New Memory Tier for Long-Context AI Workloads
NVIDIA's CMX context memory storage platform addresses a critical bottleneck in modern AI inference: efficiently storing and serving Key-Value (KV) cache as context windows grow to millions of tokens. The system is integrated into NVIDIA's Vera Rubin platform as a dedicated infrastructure tier, sitting between GPU high-bandwidth memory (HBM) and general-purpose storage.
Architecture and Key Benefits
CMX leverages several NVIDIA technologies:
- BlueField-4 processors provide intelligent data processing and acceleration
- Spectrum-X Ethernet delivers low-latency, high-bandwidth RDMA connectivity for consistent access to shared KV cache
- NVIDIA DOCA framework enables optimized context placement and KV block management
The platform delivers significant performance improvements: 5x higher tokens-per-second (TPS) compared to traditional storage and 5x greater power efficiency, reducing cost-per-token for long-context inference while maximizing GPU utilization.

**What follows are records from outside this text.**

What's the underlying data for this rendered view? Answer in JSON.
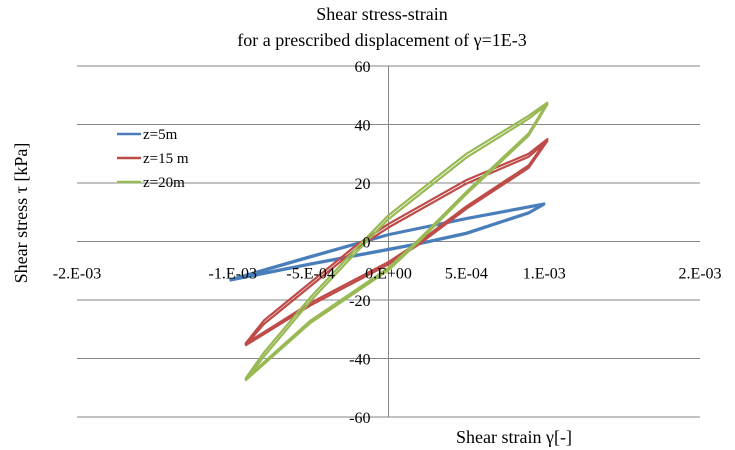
{
  "chart_data": {
    "type": "line",
    "title": "Shear stress-strain",
    "subtitle": "for a prescribed displacement of γ=1E-3",
    "xlabel": "Shear strain  γ[-]",
    "ylabel": "Shear stress τ [kPa]",
    "xlim": [
      -0.002,
      0.002
    ],
    "ylim": [
      -60,
      60
    ],
    "x_ticks": [
      -0.002,
      -0.001,
      -0.0005,
      0,
      0.0005,
      0.001,
      0.002
    ],
    "x_tick_labels": [
      "-2.E-03",
      "-1.E-03",
      "-5.E-04",
      "0.E+00",
      "5.E-04",
      "1.E-03",
      "2.E-03"
    ],
    "y_ticks": [
      -60,
      -40,
      -20,
      0,
      20,
      40,
      60
    ],
    "y_tick_labels": [
      "-60",
      "-40",
      "-20",
      "0",
      "20",
      "40",
      "60"
    ],
    "grid": "horizontal",
    "legend_position": "upper-left",
    "series": [
      {
        "name": "z=5m",
        "color": "#4a7ebb",
        "loops": [
          [
            [
              -0.00102,
              -13
            ],
            [
              -0.0005,
              -5
            ],
            [
              0,
              2.5
            ],
            [
              0.0005,
              8
            ],
            [
              0.001,
              13
            ],
            [
              0.0009,
              10
            ],
            [
              0.0005,
              3
            ],
            [
              0.0002,
              -0.5
            ],
            [
              0,
              -2.5
            ],
            [
              -0.0005,
              -7.5
            ],
            [
              -0.00102,
              -13
            ]
          ],
          [
            [
              -0.00102,
              -13.4
            ],
            [
              -0.0005,
              -5.4
            ],
            [
              0,
              2.2
            ],
            [
              0.0005,
              7.7
            ],
            [
              0.001,
              12.6
            ],
            [
              0.0009,
              9.6
            ],
            [
              0.0005,
              2.6
            ],
            [
              0.0002,
              -0.9
            ],
            [
              0,
              -2.9
            ],
            [
              -0.0005,
              -7.9
            ],
            [
              -0.00102,
              -13.4
            ]
          ]
        ]
      },
      {
        "name": "z=15 m",
        "color": "#be4b48",
        "loops": [
          [
            [
              -0.00092,
              -35
            ],
            [
              -0.0008,
              -27
            ],
            [
              -0.0005,
              -14
            ],
            [
              -0.0002,
              -1
            ],
            [
              0,
              6
            ],
            [
              0.0005,
              21
            ],
            [
              0.0009,
              30
            ],
            [
              0.00102,
              35
            ],
            [
              0.0009,
              26
            ],
            [
              0.0005,
              12
            ],
            [
              0.0002,
              0
            ],
            [
              0,
              -7
            ],
            [
              -0.0005,
              -21
            ],
            [
              -0.00092,
              -35
            ]
          ],
          [
            [
              -0.00092,
              -35.6
            ],
            [
              -0.0008,
              -28.2
            ],
            [
              -0.0005,
              -15.2
            ],
            [
              -0.0002,
              -2.2
            ],
            [
              0,
              4.8
            ],
            [
              0.0005,
              19.8
            ],
            [
              0.0009,
              29
            ],
            [
              0.00102,
              34.4
            ],
            [
              0.0009,
              25.2
            ],
            [
              0.0005,
              11.2
            ],
            [
              0.0002,
              -0.8
            ],
            [
              0,
              -7.8
            ],
            [
              -0.0005,
              -21.8
            ],
            [
              -0.00092,
              -35.6
            ]
          ]
        ]
      },
      {
        "name": "z=20m",
        "color": "#98b954",
        "loops": [
          [
            [
              -0.00092,
              -47
            ],
            [
              -0.0008,
              -38
            ],
            [
              -0.0005,
              -19
            ],
            [
              -0.0002,
              -2
            ],
            [
              0,
              9
            ],
            [
              0.0005,
              30
            ],
            [
              0.0009,
              43
            ],
            [
              0.00102,
              47.5
            ],
            [
              0.0009,
              37
            ],
            [
              0.0005,
              17
            ],
            [
              0.0002,
              1
            ],
            [
              0,
              -9
            ],
            [
              -0.0005,
              -27
            ],
            [
              -0.00092,
              -47
            ]
          ],
          [
            [
              -0.00092,
              -47.6
            ],
            [
              -0.0008,
              -39.3
            ],
            [
              -0.0005,
              -20.3
            ],
            [
              -0.0002,
              -3.3
            ],
            [
              0,
              7.7
            ],
            [
              0.0005,
              28.7
            ],
            [
              0.0009,
              42
            ],
            [
              0.00102,
              46.9
            ],
            [
              0.0009,
              36.2
            ],
            [
              0.0005,
              16.2
            ],
            [
              0.0002,
              0.2
            ],
            [
              0,
              -9.8
            ],
            [
              -0.0005,
              -27.8
            ],
            [
              -0.00092,
              -47.6
            ]
          ]
        ]
      }
    ]
  }
}
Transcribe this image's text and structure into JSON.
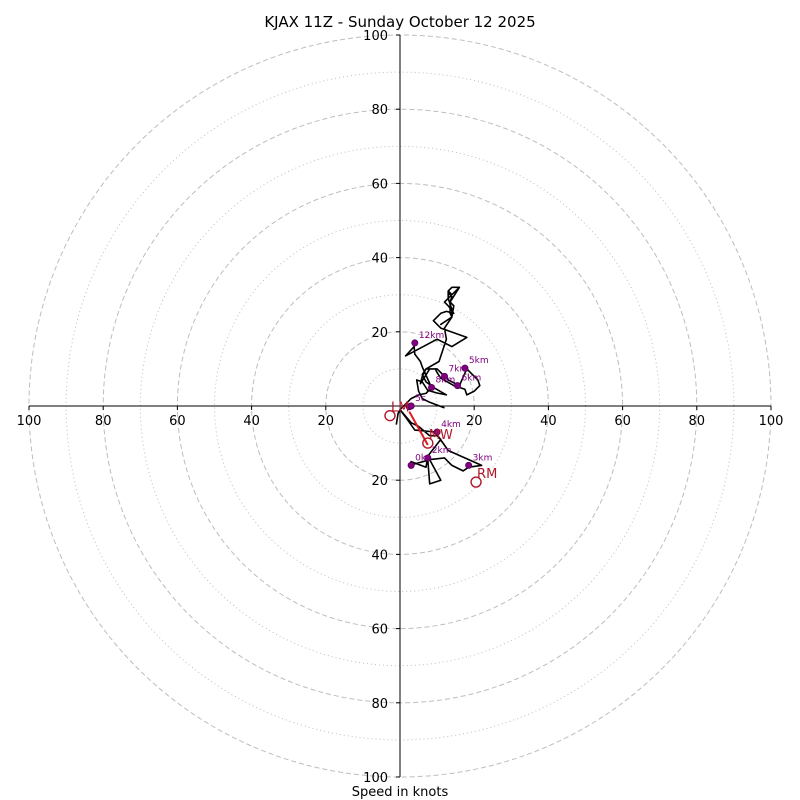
{
  "chart_data": {
    "type": "scatter",
    "title": "KJAX 11Z - Sunday October 12 2025",
    "xlabel": "Speed in knots",
    "max_speed": 100,
    "ring_major": [
      20,
      40,
      60,
      80,
      100
    ],
    "ring_minor": [
      10,
      30,
      50,
      70,
      90
    ],
    "tick_labels": {
      "x_values": [
        -100,
        -80,
        -60,
        -40,
        -20,
        20,
        40,
        60,
        80,
        100
      ],
      "y_values": [
        100,
        80,
        60,
        40,
        20,
        -20,
        -40,
        -60,
        -80,
        -100
      ],
      "x_text": [
        "100",
        "80",
        "60",
        "40",
        "20",
        "20",
        "40",
        "60",
        "80",
        "100"
      ],
      "y_text": [
        "100",
        "80",
        "60",
        "40",
        "20",
        "20",
        "40",
        "60",
        "80",
        "100"
      ]
    },
    "hodograph_trace": [
      [
        -1,
        -5
      ],
      [
        -0.5,
        -2
      ],
      [
        0,
        -1
      ],
      [
        3,
        -4.5
      ],
      [
        5,
        -5.5
      ],
      [
        8,
        -8
      ],
      [
        10,
        -8
      ],
      [
        11,
        -9
      ],
      [
        7.5,
        -13.5
      ],
      [
        7,
        -16.5
      ],
      [
        3,
        -15
      ],
      [
        2.5,
        -16
      ],
      [
        8,
        -14.5
      ],
      [
        11,
        -20
      ],
      [
        8,
        -21
      ],
      [
        7.5,
        -14.5
      ],
      [
        12,
        -14
      ],
      [
        14,
        -16
      ],
      [
        17,
        -17.5
      ],
      [
        18.5,
        -16.5
      ],
      [
        22,
        -16
      ],
      [
        13,
        -12
      ],
      [
        9.5,
        -7
      ],
      [
        4,
        -6.5
      ],
      [
        1.5,
        -3
      ],
      [
        0,
        -1
      ],
      [
        3,
        2
      ],
      [
        5,
        3
      ],
      [
        6,
        3.2
      ],
      [
        7,
        3.4
      ],
      [
        8.5,
        5
      ],
      [
        6,
        10.5
      ],
      [
        5.5,
        12
      ],
      [
        4,
        14
      ],
      [
        3.8,
        16
      ],
      [
        1.5,
        13.5
      ],
      [
        10,
        18
      ],
      [
        14,
        16
      ],
      [
        18,
        18.5
      ],
      [
        11,
        21
      ],
      [
        9,
        23
      ],
      [
        11,
        25
      ],
      [
        12.5,
        25.5
      ],
      [
        14.5,
        25
      ],
      [
        13,
        27
      ],
      [
        12,
        28
      ],
      [
        13,
        29
      ],
      [
        14,
        30
      ],
      [
        16,
        32
      ],
      [
        14,
        32
      ],
      [
        13,
        31
      ],
      [
        13,
        29
      ],
      [
        14,
        26
      ],
      [
        14,
        24
      ],
      [
        11,
        22
      ],
      [
        14,
        24
      ],
      [
        14.5,
        27
      ],
      [
        13.5,
        28
      ],
      [
        14,
        29.5
      ],
      [
        13,
        30.5
      ],
      [
        13,
        31
      ],
      [
        14,
        30
      ],
      [
        16,
        32
      ],
      [
        13.5,
        28
      ],
      [
        13.5,
        25
      ],
      [
        14,
        24
      ],
      [
        12,
        21
      ],
      [
        12.5,
        18
      ],
      [
        11.5,
        15
      ],
      [
        10.5,
        12
      ],
      [
        7,
        10
      ],
      [
        6,
        8
      ],
      [
        5.5,
        6
      ],
      [
        8,
        10
      ],
      [
        10,
        10
      ],
      [
        13,
        7
      ],
      [
        16,
        5.5
      ],
      [
        18,
        10
      ],
      [
        21,
        7
      ],
      [
        21.5,
        5.5
      ],
      [
        20,
        4
      ],
      [
        18,
        3
      ],
      [
        17.5,
        4.5
      ],
      [
        14.5,
        5.5
      ],
      [
        11,
        7.5
      ],
      [
        10,
        9
      ],
      [
        9.5,
        10
      ],
      [
        7,
        10
      ],
      [
        6,
        8.5
      ],
      [
        7,
        6.5
      ],
      [
        9,
        5
      ],
      [
        12.5,
        3
      ],
      [
        10,
        3.5
      ],
      [
        7.5,
        4.2
      ],
      [
        6,
        6.5
      ],
      [
        4.5,
        7
      ],
      [
        5,
        4
      ],
      [
        6,
        2
      ],
      [
        8,
        1
      ],
      [
        12,
        -0.5
      ]
    ],
    "height_markers": [
      {
        "label": "",
        "u": 2.5,
        "v": -0.2
      },
      {
        "label": "2km",
        "u": 7.5,
        "v": -14
      },
      {
        "label": "3km",
        "u": 18.5,
        "v": -16
      },
      {
        "label": "4km",
        "u": 10,
        "v": -7
      },
      {
        "label": "5km",
        "u": 17.5,
        "v": 10.2
      },
      {
        "label": "6km",
        "u": 15.5,
        "v": 5.5
      },
      {
        "label": "7km",
        "u": 12,
        "v": 8
      },
      {
        "label": "8km",
        "u": 8.5,
        "v": 5
      },
      {
        "label": "12km",
        "u": 4,
        "v": 17
      },
      {
        "label": "0k",
        "u": 3,
        "v": -16
      },
      {
        "label": "5c",
        "u": 3,
        "v": 0
      }
    ],
    "storm_motion": [
      {
        "label": "LM",
        "u": -2.7,
        "v": -2.6
      },
      {
        "label": "MW",
        "u": 7.5,
        "v": -10
      },
      {
        "label": "RM",
        "u": 20.5,
        "v": -20.5
      }
    ],
    "shear_vector": {
      "from": [
        2.5,
        -1.5
      ],
      "to": [
        7.5,
        -10.5
      ]
    },
    "colors": {
      "trace": "#000000",
      "markers": "#800080",
      "motion": "#b2182b",
      "shear": "#e31a1c",
      "grid": "#bdbdbd"
    }
  }
}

Solving Agentic AI Scaling Challenges
As AI systems evolve from stateless chatbots to complex, multi-turn agentic workflows with trillions of parameters, KV cache has become critical long-term memory. Growing context windows (millions of tokens) create a dilemma: GPU HBM is scarce and expensive, while general-purpose storage tiers are optimized for durability, not ephemeral AI workloads.
CMX fills this gap by providing petabyte-scale context storage specifically optimized for latency-sensitive, reusable inference context. The system enables efficient KV cache sharing across AI nodes within a pod-level architecture, reducing inference stalls and improving responsiveness for agentic, long-context workloads.
Integration with Vera Rubin AI Factories
CMX is deployed within the NVIDIA Vera Rubin platform's pod-level architecture, which organizes AI infrastructure into compute, networking, and storage racks as configurable building blocks. The platform supports coordination across the memory hierarchy using orchestration tools like NVIDIA Dynamo and NIXL, ensuring optimal context placement and workload scheduling.